Google Maps Climbs To The Top of the World

सर्बौच्च शिखर रहेको देशको नागरिक भनेर हामीले धेरै गौरब गर्ने गर्छौँ। तर यथार्थमा हामी मध्य धेरै अहिले सम्म सगरमाथा गएको नी हुँदैनौ। तपाई पनी  जानुभएको छैन भने अब चाहीँ जान सक्नुहुनेछ है, त्यो पनी घरमै बसेर। गुगल म्यापमा अब सगरमाथा बेसक्याम्प हेर्न सकिने।

Google map has been providing us maps, images and even the street views of our locality since long. It also offers a route-planner for traveling by foot, car, bike and public transportation. Now Google has reached the top the world too. Google has provided 360-degree photos.

 Google has provided these 360-degree photos, which were taken using a tripod and digital camera with a fish-eye lens. This included equipment that is typically used for its Business Photos Program. These views are collected in the Google Street View Collections: The World’s Highest Peaks.

“Now you can explore some of the most famous mountains on Earth, including Aconcagua (South America), Kilimanjaro (Africa), Mount Elbrus (Europe) and Everest Base Camp (Asia) on Google Maps. These mountains belong to the group of peaks known as the Seven Summits—the highest mountain on each of the seven continents. While there’s nothing quite like standing on the mountain, with Google Maps you can instantly transport yourself to the top of these peaks and enjoy the sights without all of the avalanches, rock slides, crevasses, and dangers from altitude and weather that mountaineers face,” Google posted on its official blog on Monday.

In order for Google to bring such stunning images to computer screens everywhere, someone had to actually go out and actually climb these peaks and take these fish-eye shots. This fell – in a good way of course – to the Google Mountain Enthusiast team, which was led by Dan Fredinburg, a technical program manager for security and privacy at the search giant, as well as a skilled mountaineer.

“There’s a social benefit to using these tools to tell the story in these environments. A chance to really connect to what’s on the ground with a rich imagery so they can see what it looks like and feels like to be there,” Fredinberg told Wired magazine.

The Google team trekked to Mount Everest last October, making it to the Everest South Base Camp in Nepal, which is nearly 17,600 feet above sea level.

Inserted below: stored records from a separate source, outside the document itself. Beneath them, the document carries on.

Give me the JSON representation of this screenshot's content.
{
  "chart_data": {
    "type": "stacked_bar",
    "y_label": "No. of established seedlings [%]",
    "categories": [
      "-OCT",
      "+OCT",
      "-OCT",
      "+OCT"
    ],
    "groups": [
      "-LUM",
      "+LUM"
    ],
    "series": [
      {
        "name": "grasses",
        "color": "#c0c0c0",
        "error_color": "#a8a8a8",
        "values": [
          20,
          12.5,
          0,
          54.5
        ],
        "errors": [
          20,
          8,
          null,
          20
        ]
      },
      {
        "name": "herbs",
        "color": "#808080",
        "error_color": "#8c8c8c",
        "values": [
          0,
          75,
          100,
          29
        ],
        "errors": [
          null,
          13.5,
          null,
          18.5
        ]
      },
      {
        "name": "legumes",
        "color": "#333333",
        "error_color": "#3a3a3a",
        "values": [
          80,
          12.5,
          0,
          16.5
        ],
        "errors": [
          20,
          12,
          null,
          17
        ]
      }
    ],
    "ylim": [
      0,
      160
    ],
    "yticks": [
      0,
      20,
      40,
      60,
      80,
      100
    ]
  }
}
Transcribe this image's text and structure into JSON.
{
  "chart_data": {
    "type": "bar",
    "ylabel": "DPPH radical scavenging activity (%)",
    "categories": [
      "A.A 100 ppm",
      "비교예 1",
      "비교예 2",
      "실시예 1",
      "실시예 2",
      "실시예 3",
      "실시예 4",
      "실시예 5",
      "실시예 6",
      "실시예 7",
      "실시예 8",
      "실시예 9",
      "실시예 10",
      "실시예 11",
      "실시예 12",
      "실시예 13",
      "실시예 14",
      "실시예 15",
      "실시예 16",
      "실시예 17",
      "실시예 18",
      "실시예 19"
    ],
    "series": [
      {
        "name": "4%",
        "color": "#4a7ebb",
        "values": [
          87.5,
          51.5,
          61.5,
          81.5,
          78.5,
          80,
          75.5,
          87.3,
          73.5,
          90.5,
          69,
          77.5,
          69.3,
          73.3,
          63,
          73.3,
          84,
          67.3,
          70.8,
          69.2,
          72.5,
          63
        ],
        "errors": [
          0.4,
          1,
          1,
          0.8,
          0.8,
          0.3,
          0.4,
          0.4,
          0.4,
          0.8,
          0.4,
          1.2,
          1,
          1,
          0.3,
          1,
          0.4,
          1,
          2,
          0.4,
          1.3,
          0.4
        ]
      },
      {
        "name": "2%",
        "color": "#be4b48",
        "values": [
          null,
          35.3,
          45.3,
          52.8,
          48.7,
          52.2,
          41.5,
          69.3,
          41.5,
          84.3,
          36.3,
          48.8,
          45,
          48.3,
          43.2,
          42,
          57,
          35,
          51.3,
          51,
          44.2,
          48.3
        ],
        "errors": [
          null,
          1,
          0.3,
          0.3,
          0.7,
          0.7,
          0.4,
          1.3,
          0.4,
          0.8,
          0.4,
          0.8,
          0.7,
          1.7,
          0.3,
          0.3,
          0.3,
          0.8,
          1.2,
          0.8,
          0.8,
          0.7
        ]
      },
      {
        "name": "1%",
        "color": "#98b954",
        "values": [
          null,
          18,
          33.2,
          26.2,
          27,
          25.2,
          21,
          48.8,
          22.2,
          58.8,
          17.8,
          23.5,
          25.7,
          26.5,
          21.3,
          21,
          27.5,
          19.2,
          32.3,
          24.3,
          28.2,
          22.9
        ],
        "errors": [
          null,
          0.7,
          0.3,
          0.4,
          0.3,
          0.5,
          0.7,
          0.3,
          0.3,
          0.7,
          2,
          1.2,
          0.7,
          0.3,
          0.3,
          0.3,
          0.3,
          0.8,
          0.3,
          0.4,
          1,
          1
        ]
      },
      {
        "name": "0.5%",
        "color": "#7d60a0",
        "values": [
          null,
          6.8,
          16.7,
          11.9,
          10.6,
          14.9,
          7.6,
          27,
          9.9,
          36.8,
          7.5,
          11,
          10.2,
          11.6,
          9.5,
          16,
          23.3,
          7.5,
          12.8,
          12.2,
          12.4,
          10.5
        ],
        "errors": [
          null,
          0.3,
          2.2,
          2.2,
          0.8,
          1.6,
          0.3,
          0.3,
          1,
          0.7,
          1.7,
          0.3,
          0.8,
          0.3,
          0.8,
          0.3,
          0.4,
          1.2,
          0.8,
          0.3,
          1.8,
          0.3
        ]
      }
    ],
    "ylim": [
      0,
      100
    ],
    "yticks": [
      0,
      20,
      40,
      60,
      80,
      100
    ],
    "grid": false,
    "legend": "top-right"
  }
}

Fredinberg reportedly pressed the guides to take him higher, but the guides refused, suggesting that the risks of dying were about 100 percent!

In fact the trip was not without its risks already. During the Everest expedition there had been mudslides, snowstorms and even an earthquake. Fortunately those who look to the images of the base camp can enjoy the view with no such risks or hazards themselves.